Limited Capacity Of Domestic Carriers Affecting Utilization Of BASA Opportunities 

Yemisi Izuora 

Minister of State for Aviation, Hadi Sirika, has lamented limited capacity of domestic carriers which has affected their ability to harness opportunities abound in the Bilateral Air Services Agreements (BASA), the country has with other nations.

Sirika, said Nigeria has successfully entered into BASA agreements with eighty three countries, many of which have been reviewed to create opportunities for domestic carriers, but are largely not utilized, said.

The minister stated this after the 6th edition of Aviation Stakeholders’ meeting held in Lagos at the weekend where he said domestic carriers are yet to utilise 10 per cent of the air pact due to their limited capacity.

Sirika stated that the BASA with Qatar and Singapore were recently signed and ratified.

With the execution of these instruments, it is expected that Nigeria’s aviation links with the respective countries will improve significantly.

While carriers from these two countries have the capacity to operate to Nigeria, no Nigerian airline is strong enough to reciprocate what may be described as one-sided benefits.

Arik Air and Medview flew Nigeria’s flag to New York, London, Johannesburg and Dubai, but had to withdraw when it became obvious that they could not match mega airlines such as British Airways, Virgin Atlantic and Emirates.

Air Peace has been designated to places such as New York, London, Johannesburg, Dubai and other destinations. Over three years after that, the airline is putting its house in order to begin flight services to China and Singapore through code share arrangement.

Sirika also stated that the sector had seen a marginal increase in its contribution to Nigeria’s Gross Domestic Product (GDP) from 0.4 per cent increase in sector’s contribution to 0.6 per cent, an indication that the sector is growing.

Reports show that only 28 of those BASA’s are active. No Nigerian carrier is currently taking part in the frequencies.

BASAs are treaties signed between countries to allow international commercial air transport services between territories.

They promote international air link between countries, which supports and enables the movement of persons, cargo, trade and tourism. These pacts provide the framework under which identified airlines from the two countries fly into designated ports in each other’s country.

Apart from paving the way for direct flights, BASA ought to deepen bilateral ties between the countries, correct balance of trade, generate sufficient national income for the countries involved and boost their economies as well.

However, as attractive as the concept of reciprocity of rights is in BASA’s negotiation and its accruable benefits, Nigeria, as an economy, fails to take full advantage of it.

As a result, questions have been raised as to the effectiveness and profitability of these lopsided agreements to the Nigerian economy over the years.

Experts have advocated for restraint in signing air service agreements when Nigerian carriers are unable to fly to any of the partner countries, some of which enjoy multiple entry points into the country, as covered in the pact.

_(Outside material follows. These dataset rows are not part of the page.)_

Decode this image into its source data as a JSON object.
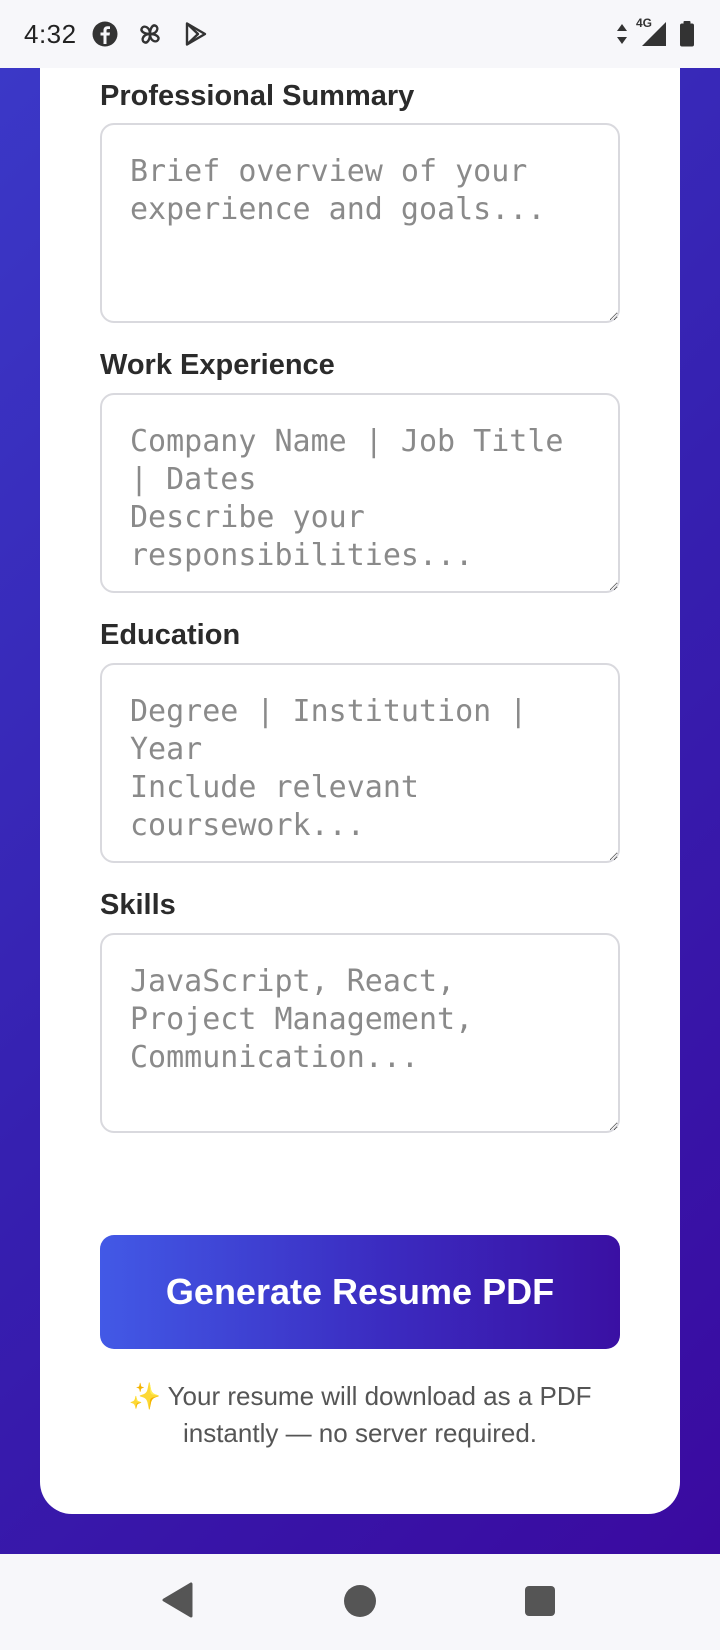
{
  "status_bar": {
    "time": "4:32",
    "network": "4G",
    "icons": [
      "facebook-icon",
      "pinwheel-icon",
      "play-store-icon",
      "data-arrows-icon",
      "signal-icon",
      "battery-icon"
    ]
  },
  "form": {
    "summary": {
      "label": "Professional Summary",
      "placeholder": "Brief overview of your experience and goals...",
      "value": ""
    },
    "experience": {
      "label": "Work Experience",
      "placeholder": "Company Name | Job Title | Dates\nDescribe your responsibilities...",
      "value": ""
    },
    "education": {
      "label": "Education",
      "placeholder": "Degree | Institution | Year\nInclude relevant coursework...",
      "value": ""
    },
    "skills": {
      "label": "Skills",
      "placeholder": "JavaScript, React, Project Management, Communication...",
      "value": ""
    }
  },
  "generate_button": {
    "label": "Generate Resume PDF"
  },
  "note": {
    "text": "✨ Your resume will download as a PDF instantly — no server required."
  },
  "colors": {
    "accent_start": "#4259e6",
    "accent_end": "#3a10a3",
    "background": "#3620b0"
  },
  "nav": {
    "icons": [
      "back-icon",
      "home-icon",
      "recents-icon"
    ]
  }
}
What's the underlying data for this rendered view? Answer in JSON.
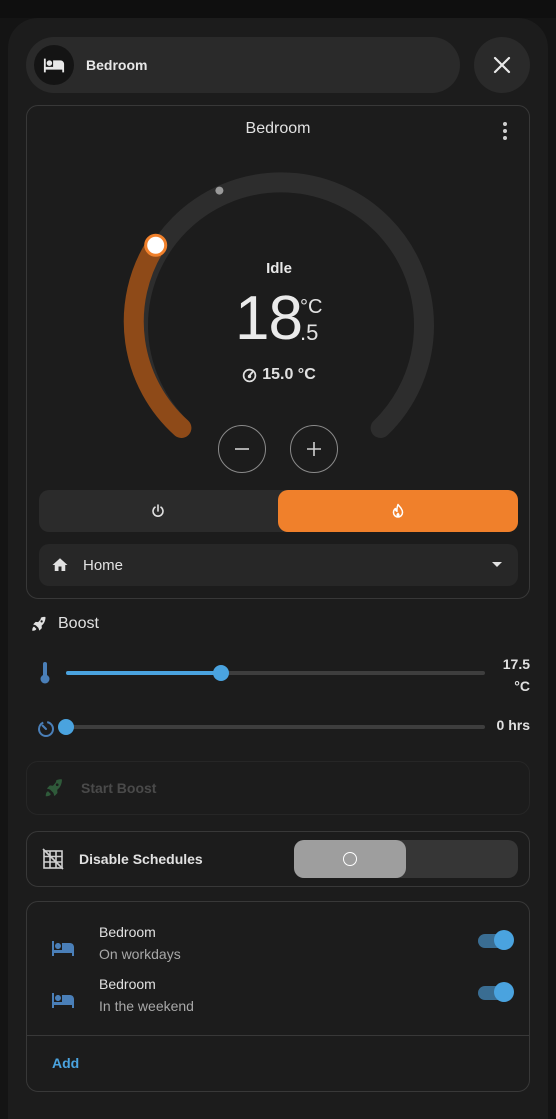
{
  "header": {
    "title": "Bedroom",
    "avatar_icon": "bed-icon",
    "close_icon": "close-icon"
  },
  "thermostat": {
    "title": "Bedroom",
    "state": "Idle",
    "target_int": "18",
    "target_unit": "°C",
    "target_decimal": ".5",
    "current_temp": "15.0 °C",
    "target_value": 18.5,
    "accent_color": "#f0802b"
  },
  "modes": {
    "off_icon": "power-icon",
    "heat_icon": "flame-icon",
    "active": "heat"
  },
  "preset": {
    "icon": "home-icon",
    "value": "Home"
  },
  "boost": {
    "title": "Boost",
    "temp_value_line1": "17.5",
    "temp_value_line2": "°C",
    "temp_fraction": 0.37,
    "time_value": "0 hrs",
    "time_fraction": 0.0,
    "start_label": "Start Boost"
  },
  "schedules": {
    "disable_label": "Disable Schedules",
    "items": [
      {
        "name": "Bedroom",
        "subtitle": "On workdays",
        "enabled": true
      },
      {
        "name": "Bedroom",
        "subtitle": "In the weekend",
        "enabled": true
      }
    ],
    "add_label": "Add"
  },
  "colors": {
    "accent": "#f0802b",
    "blue": "#4aa3df",
    "background": "#1c1c1c"
  }
}
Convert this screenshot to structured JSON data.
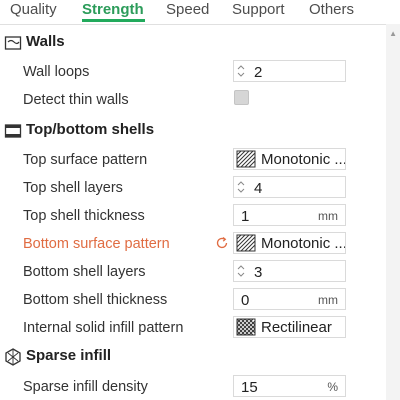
{
  "tabs": [
    {
      "label": "Quality",
      "active": false
    },
    {
      "label": "Strength",
      "active": true
    },
    {
      "label": "Speed",
      "active": false
    },
    {
      "label": "Support",
      "active": false
    },
    {
      "label": "Others",
      "active": false
    }
  ],
  "sections": {
    "walls": {
      "title": "Walls",
      "icon": "walls-icon"
    },
    "shells": {
      "title": "Top/bottom shells",
      "icon": "shells-icon"
    },
    "infill": {
      "title": "Sparse infill",
      "icon": "infill-icon"
    }
  },
  "settings": {
    "wall_loops": {
      "label": "Wall loops",
      "value": "2"
    },
    "detect_thin_walls": {
      "label": "Detect thin walls",
      "checked": false
    },
    "top_surface_pattern": {
      "label": "Top surface pattern",
      "value": "Monotonic ...",
      "icon": "monotonic-pattern-icon"
    },
    "top_shell_layers": {
      "label": "Top shell layers",
      "value": "4"
    },
    "top_shell_thickness": {
      "label": "Top shell thickness",
      "value": "1",
      "unit": "mm"
    },
    "bottom_surface_pattern": {
      "label": "Bottom surface pattern",
      "value": "Monotonic ...",
      "icon": "monotonic-pattern-icon",
      "modified": true
    },
    "bottom_shell_layers": {
      "label": "Bottom shell layers",
      "value": "3"
    },
    "bottom_shell_thickness": {
      "label": "Bottom shell thickness",
      "value": "0",
      "unit": "mm"
    },
    "internal_solid_infill_pattern": {
      "label": "Internal solid infill pattern",
      "value": "Rectilinear",
      "icon": "rectilinear-pattern-icon"
    },
    "sparse_infill_density": {
      "label": "Sparse infill density",
      "value": "15",
      "unit": "%"
    }
  },
  "colors": {
    "accent": "#22aa5c",
    "modified_label": "#e06c42"
  }
}
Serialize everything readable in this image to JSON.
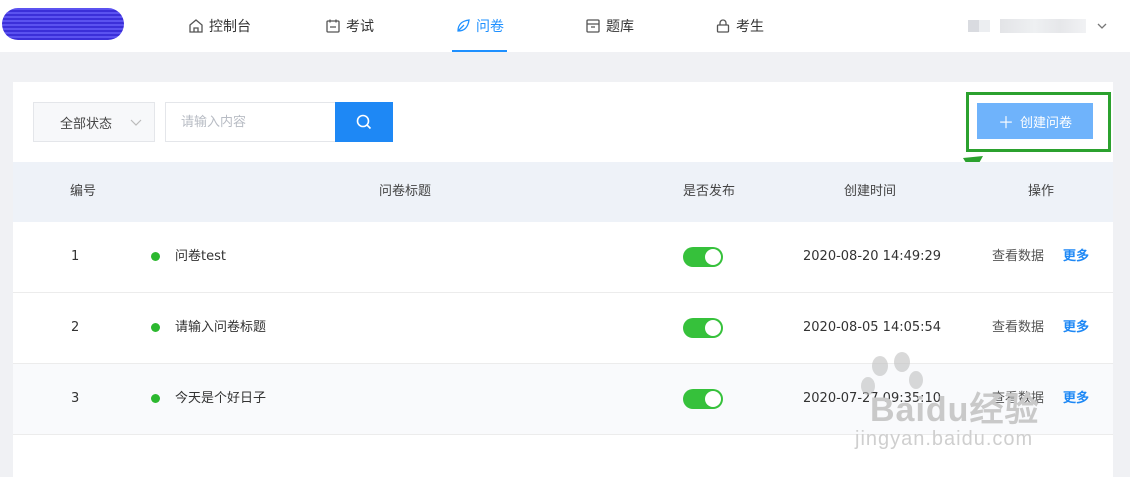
{
  "nav": {
    "items": [
      {
        "label": "控制台",
        "icon": "home-icon"
      },
      {
        "label": "考试",
        "icon": "calendar-icon"
      },
      {
        "label": "问卷",
        "icon": "leaf-icon",
        "active": true
      },
      {
        "label": "题库",
        "icon": "archive-icon"
      },
      {
        "label": "考生",
        "icon": "lock-icon"
      }
    ]
  },
  "toolbar": {
    "status_label": "全部状态",
    "search_placeholder": "请输入内容",
    "create_label": "创建问卷"
  },
  "table": {
    "headers": [
      "编号",
      "问卷标题",
      "是否发布",
      "创建时间",
      "操作"
    ],
    "rows": [
      {
        "id": "1",
        "title": "问卷test",
        "published": true,
        "created": "2020-08-20 14:49:29",
        "view": "查看数据",
        "more": "更多"
      },
      {
        "id": "2",
        "title": "请输入问卷标题",
        "published": true,
        "created": "2020-08-05 14:05:54",
        "view": "查看数据",
        "more": "更多"
      },
      {
        "id": "3",
        "title": "今天是个好日子",
        "published": true,
        "created": "2020-07-27 09:35:10",
        "view": "查看数据",
        "more": "更多"
      }
    ]
  },
  "watermark": {
    "text": "Baidu经验",
    "sub": "jingyan.baidu.com"
  },
  "colors": {
    "accent": "#1e88f5",
    "highlight": "#2ba12e",
    "published": "#36c13b"
  }
}
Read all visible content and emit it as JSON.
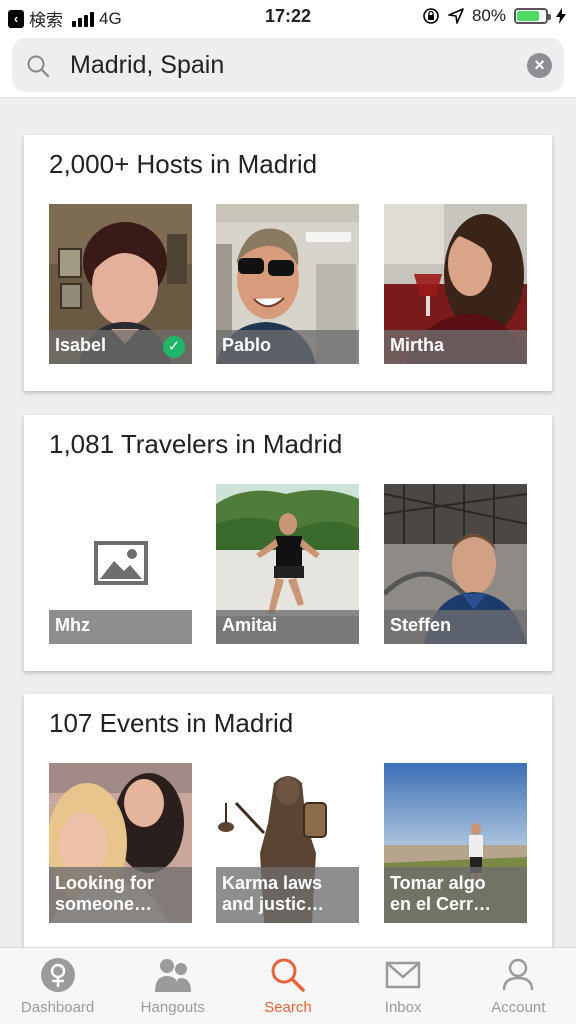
{
  "status_bar": {
    "back_app": "検索",
    "network": "4G",
    "time": "17:22",
    "battery_pct": "80%",
    "battery_level": 0.8
  },
  "search": {
    "value": "Madrid, Spain"
  },
  "hosts": {
    "title": "2,000+ Hosts in Madrid",
    "items": [
      {
        "name": "Isabel",
        "verified": true
      },
      {
        "name": "Pablo"
      },
      {
        "name": "Mirtha"
      }
    ]
  },
  "travelers": {
    "title": "1,081 Travelers in Madrid",
    "items": [
      {
        "name": "Mhz"
      },
      {
        "name": "Amitai"
      },
      {
        "name": "Steffen"
      }
    ]
  },
  "events": {
    "title": "107 Events in Madrid",
    "items": [
      {
        "line1": "Looking for",
        "line2": "someone…"
      },
      {
        "line1": "Karma laws",
        "line2": "and justic…"
      },
      {
        "line1": "Tomar algo",
        "line2": "en el Cerr…"
      }
    ]
  },
  "tabs": [
    {
      "label": "Dashboard",
      "icon": "dashboard-icon"
    },
    {
      "label": "Hangouts",
      "icon": "people-icon"
    },
    {
      "label": "Search",
      "icon": "search-icon",
      "active": true
    },
    {
      "label": "Inbox",
      "icon": "envelope-icon"
    },
    {
      "label": "Account",
      "icon": "user-icon"
    }
  ],
  "colors": {
    "accent": "#e8643a",
    "verified": "#1fb66a",
    "battery": "#4cd964"
  }
}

This development short-changes indigenous carriers as well as the country with foreign airlines remitting huge amounts of money out of Nigeria on ticket sales.

Lack of capacity greatly affects Nigerian carriers. This often results in failure to reciprocate some of the bilateral air services agreements, as indigenous carriers cannot match any of the foreign carriers on routes when the agreements are either utilised or reciprocated.

There are indications that loss by Nigerian carriers is in excess of over N100billion annually. This follows the perennial inability of the nation’s flag carriers to reciprocate and compete with their international partners on the BASA routes.

Speaking on the progress made on the implementation of aviation sector road map, particularly on Public Private Partnership (PPP) on aviation infrastructure intervention through airport concession, establishment of Maintenance, Repairs and Overhaul (MRO) Centre and Aviation Leasing Company (ALC), development of an Aerotropolis and development of Cargo/Agro Allied terminals, the minister said they are progressing well.